# Encoding and Decoding

Text encoding conversion between different UTF formats with BOM support and binary data encoding.

## UTF Encoding with BOM Support

Use `BomEncoder` and `BomDecoder` for UTF encoding with BOM support.

`BomEncoder` and `BomDecoder` convert data between `wchar_t` and a specified UTF encoding with BOM added to the very beginning.

## UTF Encoding without BOM

Use `UtfGeneralEncoder<Native, Expect>` and `UtfGeneralDecoder<Native, Expect>` for UTF conversion without BOM.

`UtfGeneralEncoder<Native, Expect>` encode from `Expect` to `Native`, `UtfGeneralDecoder<Native, Expect>` decode from `Native` to `Expect`. They should be one of `wchar_t`, `char8_t`, `char16_t`, `char32_t` and `char16be_t`.

Unlike `BomEncoder` and `BomDecoder`, `UtfGeneralEncoder` and `UtfGeneralDecodes` is without BOM.

`char16be_t` means UTF-16 Big Endian, which is not a C++ native type, it can't be used with any string literal.

## Specific UTF Conversion Aliases

There are aliases for them to convert between `wchar_t` and any other UTF encoding:

- Use `Utf8Encoder` and `Utf8Decoder` for UTF-8 conversion
- Use `Utf16Encoder` and `Utf16Decoder` for UTF-16 conversion  
- Use `Utf16BEEncoder` and `Utf16BEDecoder` for UTF-16 Big Endian conversion
- Use `Utf32Encoder` and `Utf32Decoder` for UTF-32 conversion

## ASCII/MBCS Encoding

Use `MbcsEncoder` and `MbcsDecoder` for ASCII/MBCS conversion.

`MbcsEncoder` and `MbcsDecoder` convert data between `wchar_t` and `char`, which is ASCII.

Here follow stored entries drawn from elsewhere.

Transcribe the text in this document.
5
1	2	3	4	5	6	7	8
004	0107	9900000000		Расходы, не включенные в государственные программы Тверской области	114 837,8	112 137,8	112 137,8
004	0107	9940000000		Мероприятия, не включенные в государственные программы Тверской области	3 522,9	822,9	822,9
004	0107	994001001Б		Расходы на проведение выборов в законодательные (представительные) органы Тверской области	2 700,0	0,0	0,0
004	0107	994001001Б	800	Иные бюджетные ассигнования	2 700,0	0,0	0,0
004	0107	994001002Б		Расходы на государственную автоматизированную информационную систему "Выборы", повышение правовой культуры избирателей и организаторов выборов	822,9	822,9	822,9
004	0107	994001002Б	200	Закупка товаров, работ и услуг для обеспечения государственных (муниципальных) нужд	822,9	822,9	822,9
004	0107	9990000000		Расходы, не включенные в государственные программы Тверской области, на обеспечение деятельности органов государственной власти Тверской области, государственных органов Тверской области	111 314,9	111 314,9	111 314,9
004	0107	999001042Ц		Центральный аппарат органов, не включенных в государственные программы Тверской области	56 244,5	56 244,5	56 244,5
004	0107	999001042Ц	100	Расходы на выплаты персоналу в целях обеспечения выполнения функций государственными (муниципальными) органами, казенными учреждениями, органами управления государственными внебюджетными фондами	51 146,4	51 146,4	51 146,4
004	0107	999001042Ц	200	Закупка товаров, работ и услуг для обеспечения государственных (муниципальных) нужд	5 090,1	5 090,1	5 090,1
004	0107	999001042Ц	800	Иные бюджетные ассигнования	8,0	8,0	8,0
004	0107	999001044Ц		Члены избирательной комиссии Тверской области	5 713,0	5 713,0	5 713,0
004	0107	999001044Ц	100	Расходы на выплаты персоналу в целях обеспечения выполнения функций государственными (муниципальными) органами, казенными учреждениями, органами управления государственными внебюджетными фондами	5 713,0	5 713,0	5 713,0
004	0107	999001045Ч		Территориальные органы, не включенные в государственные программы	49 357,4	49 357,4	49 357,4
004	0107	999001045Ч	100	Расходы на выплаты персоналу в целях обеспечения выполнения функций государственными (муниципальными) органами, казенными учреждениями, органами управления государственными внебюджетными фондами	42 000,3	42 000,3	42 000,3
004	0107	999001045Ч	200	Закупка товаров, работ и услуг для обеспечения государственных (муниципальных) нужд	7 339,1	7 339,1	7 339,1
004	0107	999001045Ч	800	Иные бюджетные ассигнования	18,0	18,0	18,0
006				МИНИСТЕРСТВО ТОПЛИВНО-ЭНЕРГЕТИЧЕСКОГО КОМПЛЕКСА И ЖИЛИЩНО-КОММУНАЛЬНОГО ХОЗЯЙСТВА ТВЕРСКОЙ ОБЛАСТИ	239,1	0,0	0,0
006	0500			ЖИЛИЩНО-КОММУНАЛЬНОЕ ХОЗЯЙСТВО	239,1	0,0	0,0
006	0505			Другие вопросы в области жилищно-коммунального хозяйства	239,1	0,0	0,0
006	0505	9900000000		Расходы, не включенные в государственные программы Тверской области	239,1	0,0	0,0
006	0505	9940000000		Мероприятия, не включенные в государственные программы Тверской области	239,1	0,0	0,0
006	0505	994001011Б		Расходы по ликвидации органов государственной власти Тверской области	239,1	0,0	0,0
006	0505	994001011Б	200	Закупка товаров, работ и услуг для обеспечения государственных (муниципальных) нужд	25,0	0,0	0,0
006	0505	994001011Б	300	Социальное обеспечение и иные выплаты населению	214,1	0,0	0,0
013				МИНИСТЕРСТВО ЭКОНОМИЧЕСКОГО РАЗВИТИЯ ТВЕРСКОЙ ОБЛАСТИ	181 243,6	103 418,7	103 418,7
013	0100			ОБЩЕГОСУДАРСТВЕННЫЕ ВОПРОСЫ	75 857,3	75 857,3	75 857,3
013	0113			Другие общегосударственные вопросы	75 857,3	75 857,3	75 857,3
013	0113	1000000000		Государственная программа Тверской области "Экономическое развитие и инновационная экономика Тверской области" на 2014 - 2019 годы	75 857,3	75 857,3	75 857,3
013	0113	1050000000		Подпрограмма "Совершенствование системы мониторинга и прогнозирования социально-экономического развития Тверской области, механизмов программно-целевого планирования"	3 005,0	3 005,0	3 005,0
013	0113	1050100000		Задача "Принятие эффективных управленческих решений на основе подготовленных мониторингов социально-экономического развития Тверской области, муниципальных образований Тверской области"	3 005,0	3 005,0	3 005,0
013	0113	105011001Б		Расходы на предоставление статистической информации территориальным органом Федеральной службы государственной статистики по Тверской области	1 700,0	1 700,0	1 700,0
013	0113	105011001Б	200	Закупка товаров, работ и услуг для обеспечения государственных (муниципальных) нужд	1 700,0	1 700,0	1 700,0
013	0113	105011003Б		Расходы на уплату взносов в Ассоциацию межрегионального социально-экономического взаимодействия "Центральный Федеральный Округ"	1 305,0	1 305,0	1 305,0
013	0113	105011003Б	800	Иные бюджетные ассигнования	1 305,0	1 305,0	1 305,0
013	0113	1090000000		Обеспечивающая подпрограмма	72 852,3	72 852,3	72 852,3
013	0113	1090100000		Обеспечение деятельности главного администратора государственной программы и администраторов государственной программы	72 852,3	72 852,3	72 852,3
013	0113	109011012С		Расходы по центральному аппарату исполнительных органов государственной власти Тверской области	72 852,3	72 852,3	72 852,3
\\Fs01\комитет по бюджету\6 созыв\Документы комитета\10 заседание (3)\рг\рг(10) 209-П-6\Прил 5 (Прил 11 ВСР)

`BomEncoder::Mbcs` also handles ASCII meanwhile there is no BOM for ASCII. A `BomEncoder(BomEncoder::Mbcs)` works like a `MbcsEncoder`.

The actual encoding of `char` depends on the user setting in the running OS.

## Automatic Encoding Detection

Use `TestEncoding` for automatic encoding detection.

There is a function `TestEncoding` to scan a binary data and guess the most possible UTF encoding.

## Base64 Encoding

Use `Utf8Base64Encoder` and `Utf8Base64Decoder` for Base64 encoding in UTF-8.

`Utf8Base64Encoder` and `Utf6Base64Decoder` convert between binary data to Base64 in UTF8 encoding.
They can work with `UtfGeneralEncoder` and `UtfGeneralDecoder` to convert binary data to Base64 in a `WString`.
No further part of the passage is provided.